Ultimately, the future is going to be all about trust in data and the ability to control what is most important to you. That means putting your medical records on the blockchain so that you always have access. It also means being able to revoke access to certain things that the people you’re interacting with can’t see your data. For example your social security number, or your home address or whatever else is sensitive to you.
“In the future, it’s possible that many things will be tokenized. So if you look at when the soft market was created, it increased the world’s GDP by orders of magnitude by allowing individuals and organizations to invest in companies. Well with Tokenization, you will be able to invest in more than just companies….And not only will we be able to invest in more assets across the world, but more people will be able to invest because those 2 billion unbanked people could own a hundred thousands of a percent of a piece of property even.
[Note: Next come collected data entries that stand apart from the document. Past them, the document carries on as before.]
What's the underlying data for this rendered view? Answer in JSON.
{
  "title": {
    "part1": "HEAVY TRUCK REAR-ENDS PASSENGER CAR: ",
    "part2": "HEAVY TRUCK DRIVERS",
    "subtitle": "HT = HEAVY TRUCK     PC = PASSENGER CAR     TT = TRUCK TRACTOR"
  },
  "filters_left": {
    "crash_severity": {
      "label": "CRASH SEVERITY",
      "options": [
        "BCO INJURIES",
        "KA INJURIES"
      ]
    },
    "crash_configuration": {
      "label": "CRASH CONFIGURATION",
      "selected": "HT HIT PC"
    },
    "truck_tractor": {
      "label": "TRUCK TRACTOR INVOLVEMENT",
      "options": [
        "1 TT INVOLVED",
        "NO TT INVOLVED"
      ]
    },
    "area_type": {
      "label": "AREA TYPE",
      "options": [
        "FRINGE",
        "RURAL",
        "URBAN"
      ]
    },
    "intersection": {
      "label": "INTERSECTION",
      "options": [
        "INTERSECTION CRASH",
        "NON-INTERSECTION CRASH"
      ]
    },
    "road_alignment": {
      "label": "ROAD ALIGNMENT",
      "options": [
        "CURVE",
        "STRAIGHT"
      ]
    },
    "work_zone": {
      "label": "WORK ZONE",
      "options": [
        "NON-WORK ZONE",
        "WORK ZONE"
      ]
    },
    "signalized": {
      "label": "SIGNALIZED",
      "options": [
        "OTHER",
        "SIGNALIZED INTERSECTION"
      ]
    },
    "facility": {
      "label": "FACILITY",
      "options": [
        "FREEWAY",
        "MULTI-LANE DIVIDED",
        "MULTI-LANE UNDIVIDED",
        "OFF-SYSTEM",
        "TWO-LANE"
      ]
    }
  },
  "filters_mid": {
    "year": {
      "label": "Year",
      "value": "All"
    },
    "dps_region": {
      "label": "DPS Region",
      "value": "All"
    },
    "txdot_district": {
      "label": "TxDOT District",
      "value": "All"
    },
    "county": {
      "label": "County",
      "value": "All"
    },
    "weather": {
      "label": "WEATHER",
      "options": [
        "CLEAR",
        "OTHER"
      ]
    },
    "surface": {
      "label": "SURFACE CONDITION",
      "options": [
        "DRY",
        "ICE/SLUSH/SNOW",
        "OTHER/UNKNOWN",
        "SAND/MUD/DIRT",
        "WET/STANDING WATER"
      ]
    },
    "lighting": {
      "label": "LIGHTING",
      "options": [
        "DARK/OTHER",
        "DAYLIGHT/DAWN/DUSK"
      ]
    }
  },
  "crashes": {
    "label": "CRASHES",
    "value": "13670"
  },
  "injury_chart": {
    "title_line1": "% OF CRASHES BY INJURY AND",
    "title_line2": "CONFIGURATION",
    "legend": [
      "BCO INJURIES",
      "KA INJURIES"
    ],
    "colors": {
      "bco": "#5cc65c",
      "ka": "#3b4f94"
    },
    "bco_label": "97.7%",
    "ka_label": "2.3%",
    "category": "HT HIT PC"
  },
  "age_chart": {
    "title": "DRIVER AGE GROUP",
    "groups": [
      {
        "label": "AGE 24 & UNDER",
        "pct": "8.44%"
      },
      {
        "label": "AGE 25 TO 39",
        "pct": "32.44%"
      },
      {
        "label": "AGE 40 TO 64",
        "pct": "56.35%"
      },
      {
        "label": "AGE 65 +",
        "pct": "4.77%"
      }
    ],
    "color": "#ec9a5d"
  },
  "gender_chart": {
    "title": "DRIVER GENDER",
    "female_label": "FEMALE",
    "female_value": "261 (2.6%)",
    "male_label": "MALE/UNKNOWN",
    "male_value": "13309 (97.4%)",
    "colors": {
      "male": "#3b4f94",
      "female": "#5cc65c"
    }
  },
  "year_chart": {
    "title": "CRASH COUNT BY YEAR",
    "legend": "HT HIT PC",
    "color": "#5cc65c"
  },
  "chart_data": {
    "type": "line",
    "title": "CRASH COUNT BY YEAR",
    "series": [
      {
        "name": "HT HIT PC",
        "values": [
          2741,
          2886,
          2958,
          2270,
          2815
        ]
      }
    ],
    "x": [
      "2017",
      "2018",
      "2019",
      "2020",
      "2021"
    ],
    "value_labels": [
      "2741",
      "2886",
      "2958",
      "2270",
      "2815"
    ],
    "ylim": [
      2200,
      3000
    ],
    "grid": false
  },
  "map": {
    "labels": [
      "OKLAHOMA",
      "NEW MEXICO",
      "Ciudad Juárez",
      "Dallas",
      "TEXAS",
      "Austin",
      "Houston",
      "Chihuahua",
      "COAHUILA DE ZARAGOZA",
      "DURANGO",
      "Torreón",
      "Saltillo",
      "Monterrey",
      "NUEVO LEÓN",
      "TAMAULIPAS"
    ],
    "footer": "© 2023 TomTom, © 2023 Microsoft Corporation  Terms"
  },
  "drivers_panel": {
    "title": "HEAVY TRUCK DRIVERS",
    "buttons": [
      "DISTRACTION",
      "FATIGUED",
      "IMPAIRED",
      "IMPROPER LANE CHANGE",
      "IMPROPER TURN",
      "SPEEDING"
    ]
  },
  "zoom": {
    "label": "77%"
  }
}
And that could have the same impact the stock market did over a hundred years ago in increasing world GDP.”
“Since trust is diminishing and people are caring more about privacy, I think they really want to be in control of their own data. We don’t want our data to be in a centralized database that can be hacked or have our information sold without us getting any of the benefits. And recently I moved and I had to update my address so many places, from bank accounts to cell phone provider and I was just thinking about all the places my information is stored on other people’s computers and I don’t know what they even know about me. Instead, my data should be shared in a secure way across many distributed servers and I should be able to grant and revoke access to those that I have determined need it.”
Preparing for a world where blockchain and cryptocurrencies are prevalent
The job market for crypto and blockchain is one of the fastest-growing in the world. To ensure that there are people to fill these jobs, the education system has had to play catch-up. More top-tier schools have introduced crypto and blockchain programs, and online courses to learn the technology and it has been cropping up with much more frequency.